La Superintendencia General de Entidades Financieras (Sugef) ha sido indolente al permitir que las cooperativas de ahorro y crédito subestimen el verdadero riesgo de prestar a la burocracia.

Cinco vías

Ahora el Poder Ejecutivo pretende ayudar a los burócratas. Resulta sensato limitar el monto de las deducciones automáticas para pagar deudas. Sin embargo, si esta medida tiene efecto retroactivo llevará a un incremento de la morosidad en las cooperativas y podría poner en riesgo su viabilidad financiera. Por lo tanto, la medida debe regir para los nuevos préstamos para que las partes conozcan las reglas y no existan sorpresas.

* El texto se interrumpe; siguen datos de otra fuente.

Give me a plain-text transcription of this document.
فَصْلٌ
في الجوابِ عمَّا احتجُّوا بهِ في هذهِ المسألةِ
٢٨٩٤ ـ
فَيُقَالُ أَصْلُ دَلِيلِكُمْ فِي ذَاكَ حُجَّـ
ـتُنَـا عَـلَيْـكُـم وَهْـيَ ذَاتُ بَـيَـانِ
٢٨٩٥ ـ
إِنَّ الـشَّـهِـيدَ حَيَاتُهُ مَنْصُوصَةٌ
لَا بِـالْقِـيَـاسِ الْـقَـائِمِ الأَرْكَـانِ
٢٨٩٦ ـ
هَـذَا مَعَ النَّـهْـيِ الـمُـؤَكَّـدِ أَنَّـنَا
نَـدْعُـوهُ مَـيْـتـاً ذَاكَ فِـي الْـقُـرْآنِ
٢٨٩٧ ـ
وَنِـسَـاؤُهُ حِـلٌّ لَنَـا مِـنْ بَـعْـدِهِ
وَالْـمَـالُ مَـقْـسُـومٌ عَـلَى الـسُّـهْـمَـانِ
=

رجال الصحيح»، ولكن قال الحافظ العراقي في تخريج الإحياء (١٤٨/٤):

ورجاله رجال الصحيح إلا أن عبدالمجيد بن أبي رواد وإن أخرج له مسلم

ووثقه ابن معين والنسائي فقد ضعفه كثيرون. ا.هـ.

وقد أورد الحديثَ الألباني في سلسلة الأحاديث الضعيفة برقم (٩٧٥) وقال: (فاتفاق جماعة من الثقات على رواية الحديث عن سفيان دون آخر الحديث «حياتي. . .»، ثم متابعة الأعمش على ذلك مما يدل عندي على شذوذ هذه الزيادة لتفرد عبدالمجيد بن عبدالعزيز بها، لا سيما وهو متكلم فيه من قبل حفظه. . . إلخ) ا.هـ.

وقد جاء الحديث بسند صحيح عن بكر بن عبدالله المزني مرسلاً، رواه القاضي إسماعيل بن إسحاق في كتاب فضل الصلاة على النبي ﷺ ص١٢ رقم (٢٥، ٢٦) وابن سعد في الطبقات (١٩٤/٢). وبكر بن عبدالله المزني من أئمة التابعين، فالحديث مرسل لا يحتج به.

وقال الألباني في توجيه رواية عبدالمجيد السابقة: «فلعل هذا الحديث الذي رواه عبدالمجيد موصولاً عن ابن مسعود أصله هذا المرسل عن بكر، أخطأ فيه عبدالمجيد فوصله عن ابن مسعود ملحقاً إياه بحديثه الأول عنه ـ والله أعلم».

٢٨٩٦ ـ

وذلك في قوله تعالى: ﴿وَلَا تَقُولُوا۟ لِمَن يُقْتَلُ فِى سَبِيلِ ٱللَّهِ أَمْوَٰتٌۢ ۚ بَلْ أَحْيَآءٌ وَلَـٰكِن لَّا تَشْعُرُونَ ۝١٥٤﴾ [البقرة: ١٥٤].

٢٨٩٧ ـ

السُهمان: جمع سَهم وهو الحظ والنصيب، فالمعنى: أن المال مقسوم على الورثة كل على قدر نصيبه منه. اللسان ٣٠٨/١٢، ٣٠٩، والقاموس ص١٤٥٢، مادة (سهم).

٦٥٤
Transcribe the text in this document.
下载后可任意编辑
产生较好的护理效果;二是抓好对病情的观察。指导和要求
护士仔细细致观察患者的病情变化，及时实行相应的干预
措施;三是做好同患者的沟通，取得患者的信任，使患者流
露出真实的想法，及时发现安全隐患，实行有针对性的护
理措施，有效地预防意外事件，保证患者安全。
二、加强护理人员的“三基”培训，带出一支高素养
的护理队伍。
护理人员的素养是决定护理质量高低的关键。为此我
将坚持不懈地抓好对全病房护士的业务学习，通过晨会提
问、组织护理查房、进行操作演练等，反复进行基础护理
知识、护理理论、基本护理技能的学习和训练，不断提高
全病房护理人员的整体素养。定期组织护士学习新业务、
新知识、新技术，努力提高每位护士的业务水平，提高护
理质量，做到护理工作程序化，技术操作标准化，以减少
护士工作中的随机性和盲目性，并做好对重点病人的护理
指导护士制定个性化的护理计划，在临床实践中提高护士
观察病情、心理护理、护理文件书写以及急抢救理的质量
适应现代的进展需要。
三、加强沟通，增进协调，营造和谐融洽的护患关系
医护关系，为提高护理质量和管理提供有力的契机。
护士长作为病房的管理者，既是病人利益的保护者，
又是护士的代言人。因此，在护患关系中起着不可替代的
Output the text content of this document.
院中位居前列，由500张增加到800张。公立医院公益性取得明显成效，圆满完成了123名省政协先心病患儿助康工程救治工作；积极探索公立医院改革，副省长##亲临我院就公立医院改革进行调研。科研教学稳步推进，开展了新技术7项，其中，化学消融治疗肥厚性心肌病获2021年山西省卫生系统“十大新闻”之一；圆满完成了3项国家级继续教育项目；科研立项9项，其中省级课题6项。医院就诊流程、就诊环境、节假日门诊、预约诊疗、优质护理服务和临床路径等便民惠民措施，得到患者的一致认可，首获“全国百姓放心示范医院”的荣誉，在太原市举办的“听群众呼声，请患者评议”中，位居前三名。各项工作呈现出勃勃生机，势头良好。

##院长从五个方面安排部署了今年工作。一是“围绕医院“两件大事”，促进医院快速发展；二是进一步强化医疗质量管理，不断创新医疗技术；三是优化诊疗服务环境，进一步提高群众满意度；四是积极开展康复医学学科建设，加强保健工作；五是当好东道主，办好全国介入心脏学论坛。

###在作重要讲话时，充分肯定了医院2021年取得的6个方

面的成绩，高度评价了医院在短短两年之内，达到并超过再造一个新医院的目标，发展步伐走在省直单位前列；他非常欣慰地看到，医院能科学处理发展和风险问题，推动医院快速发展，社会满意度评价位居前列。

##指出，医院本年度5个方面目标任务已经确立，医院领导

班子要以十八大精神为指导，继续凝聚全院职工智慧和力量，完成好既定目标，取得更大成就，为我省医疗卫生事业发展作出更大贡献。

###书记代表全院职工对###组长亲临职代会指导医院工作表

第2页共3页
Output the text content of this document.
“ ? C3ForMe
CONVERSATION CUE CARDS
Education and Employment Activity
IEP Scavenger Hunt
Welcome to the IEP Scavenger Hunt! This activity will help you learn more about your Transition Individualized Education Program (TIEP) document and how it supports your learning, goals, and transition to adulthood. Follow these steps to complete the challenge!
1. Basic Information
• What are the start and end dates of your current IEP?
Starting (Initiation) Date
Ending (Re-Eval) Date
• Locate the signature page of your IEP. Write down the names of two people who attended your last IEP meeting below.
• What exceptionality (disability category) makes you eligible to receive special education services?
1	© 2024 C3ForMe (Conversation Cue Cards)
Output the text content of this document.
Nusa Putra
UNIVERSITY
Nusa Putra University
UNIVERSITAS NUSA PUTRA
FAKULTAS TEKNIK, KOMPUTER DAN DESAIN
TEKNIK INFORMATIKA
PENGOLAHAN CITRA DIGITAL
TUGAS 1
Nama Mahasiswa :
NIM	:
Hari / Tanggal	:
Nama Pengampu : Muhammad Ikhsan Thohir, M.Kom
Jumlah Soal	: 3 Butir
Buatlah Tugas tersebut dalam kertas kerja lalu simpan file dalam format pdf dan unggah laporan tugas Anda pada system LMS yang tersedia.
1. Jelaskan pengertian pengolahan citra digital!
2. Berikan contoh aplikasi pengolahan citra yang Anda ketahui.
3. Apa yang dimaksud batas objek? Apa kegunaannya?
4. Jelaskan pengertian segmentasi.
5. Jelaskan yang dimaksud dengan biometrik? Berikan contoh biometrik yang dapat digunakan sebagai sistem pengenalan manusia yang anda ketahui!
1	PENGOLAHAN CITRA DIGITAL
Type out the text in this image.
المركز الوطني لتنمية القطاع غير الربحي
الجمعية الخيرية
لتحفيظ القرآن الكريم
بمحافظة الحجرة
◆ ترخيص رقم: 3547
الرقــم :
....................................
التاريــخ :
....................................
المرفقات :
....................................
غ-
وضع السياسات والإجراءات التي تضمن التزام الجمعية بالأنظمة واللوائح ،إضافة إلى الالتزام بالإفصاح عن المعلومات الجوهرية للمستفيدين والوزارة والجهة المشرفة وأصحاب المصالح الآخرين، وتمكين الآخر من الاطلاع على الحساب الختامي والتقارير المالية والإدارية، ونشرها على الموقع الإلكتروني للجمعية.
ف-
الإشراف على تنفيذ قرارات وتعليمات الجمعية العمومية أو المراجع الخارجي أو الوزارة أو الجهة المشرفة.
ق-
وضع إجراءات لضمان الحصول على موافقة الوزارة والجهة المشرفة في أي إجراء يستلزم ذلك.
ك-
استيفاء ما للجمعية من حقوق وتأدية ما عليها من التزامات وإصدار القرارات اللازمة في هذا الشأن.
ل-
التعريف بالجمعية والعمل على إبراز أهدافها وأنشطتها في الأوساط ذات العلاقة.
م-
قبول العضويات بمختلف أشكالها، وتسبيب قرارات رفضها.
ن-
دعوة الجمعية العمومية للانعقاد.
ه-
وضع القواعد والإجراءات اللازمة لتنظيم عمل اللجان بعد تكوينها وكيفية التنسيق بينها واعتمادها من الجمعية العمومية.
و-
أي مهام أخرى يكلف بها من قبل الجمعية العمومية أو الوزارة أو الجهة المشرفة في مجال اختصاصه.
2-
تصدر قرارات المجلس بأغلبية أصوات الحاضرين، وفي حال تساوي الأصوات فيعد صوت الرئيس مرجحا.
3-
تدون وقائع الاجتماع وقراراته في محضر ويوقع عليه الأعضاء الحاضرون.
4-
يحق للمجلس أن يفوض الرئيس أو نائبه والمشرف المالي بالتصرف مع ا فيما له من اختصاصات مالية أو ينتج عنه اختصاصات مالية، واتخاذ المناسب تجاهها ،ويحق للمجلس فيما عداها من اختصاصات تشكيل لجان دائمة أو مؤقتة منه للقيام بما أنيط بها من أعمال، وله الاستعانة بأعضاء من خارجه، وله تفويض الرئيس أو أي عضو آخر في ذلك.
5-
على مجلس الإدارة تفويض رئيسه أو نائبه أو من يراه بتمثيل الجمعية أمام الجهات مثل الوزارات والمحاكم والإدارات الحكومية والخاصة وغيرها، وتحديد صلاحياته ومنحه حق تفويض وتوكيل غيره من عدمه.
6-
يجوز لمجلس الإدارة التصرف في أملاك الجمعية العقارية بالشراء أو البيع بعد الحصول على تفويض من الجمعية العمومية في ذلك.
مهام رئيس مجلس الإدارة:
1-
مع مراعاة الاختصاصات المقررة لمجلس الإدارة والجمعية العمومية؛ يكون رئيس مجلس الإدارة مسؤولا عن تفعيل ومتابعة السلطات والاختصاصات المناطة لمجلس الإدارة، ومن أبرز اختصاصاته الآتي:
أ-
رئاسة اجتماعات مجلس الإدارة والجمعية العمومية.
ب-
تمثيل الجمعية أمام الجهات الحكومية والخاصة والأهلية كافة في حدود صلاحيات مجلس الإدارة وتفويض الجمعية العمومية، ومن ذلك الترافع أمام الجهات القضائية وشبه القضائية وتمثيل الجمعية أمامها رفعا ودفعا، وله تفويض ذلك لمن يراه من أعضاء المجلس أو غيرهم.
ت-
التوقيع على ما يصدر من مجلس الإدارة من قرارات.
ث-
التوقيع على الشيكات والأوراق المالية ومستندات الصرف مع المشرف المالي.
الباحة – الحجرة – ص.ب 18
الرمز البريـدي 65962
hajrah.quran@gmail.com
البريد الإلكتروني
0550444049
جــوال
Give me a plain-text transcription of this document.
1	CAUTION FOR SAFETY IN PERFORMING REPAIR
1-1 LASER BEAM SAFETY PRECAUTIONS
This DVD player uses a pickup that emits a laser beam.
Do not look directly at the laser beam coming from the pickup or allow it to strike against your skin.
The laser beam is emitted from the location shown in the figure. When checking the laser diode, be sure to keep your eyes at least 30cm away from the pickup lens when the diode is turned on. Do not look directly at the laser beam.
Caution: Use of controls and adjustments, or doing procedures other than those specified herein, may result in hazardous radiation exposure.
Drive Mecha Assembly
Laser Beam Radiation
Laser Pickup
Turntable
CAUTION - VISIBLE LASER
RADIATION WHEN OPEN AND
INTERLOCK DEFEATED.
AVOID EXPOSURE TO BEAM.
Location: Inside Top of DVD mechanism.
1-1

El Poder Ejecutivo también debe entender que la medida no necesariamente mejorará la situación de los empleados públicos, porque si el mecanismo de deducción automática no funciona, entonces las entidades aumentarán las tasas de interés de los nuevos préstamos para hacer frente a los mayores riesgos.

La solución, en nuestra opinión debería ir en cinco líneas. Primero, se debe establecer un límite a las deducciones automáticas para las operaciones futuras de crédito. Segundo, el Conassif debería dictar normativa para que las entidades enfrenten los riesgos de crédito y de sobreendeudamiento en forma correcta.

Tercero, debe reformarse el Centro de Información Crediticia (CIC) de la Sugef para que integre todas las fuentes de crédito —reguladas y no reguladas— de modo que se cuente con información global de los niveles de endeudamiento. Difícilmente las entidades prestamistas podrán manejar adecuadamente el riesgo de sobreendeudamiento si no hay buena información.

“Deudores y cooperativas han abusado del sistema, de tal forma que hay un grupo apreciable de empleados públicos que casi no recibe salario después de pagar todas las deducciones”.

Cuarto, se debe propiciar un plan para permitir la reestructuración de las deudas de los empleados públicos que tienen problemas de liquidez, pero que pueden salir adelante con otras condiciones crediticias (plazos, tasas de interés, etcétera).

Quinto, la Sugef en resguardo del ahorro nacional debe obligar a las entidades a realizar la limpieza de cartera y reconocer las pérdidas por créditos otorgados a empleados públicos que no tienen ninguna posibilidad de pagar sus deudas. Esto obligaría a las entidades a utilizar su capital o realizar aportes adicionales. En otras palabras, las pérdidas hay que reconocerlas y enfrentarlas.

En conclusión, el problema de sobreendeudamiento de los empleados públicos debe resolverse en forma ordenada para evitar la contaminación en todo el sistema financiero y evitar su repetición a futuro. Definitivamente, las entidades que no administraron adecuadamente sus riesgos crediticios tendrán que pagar un costo importante.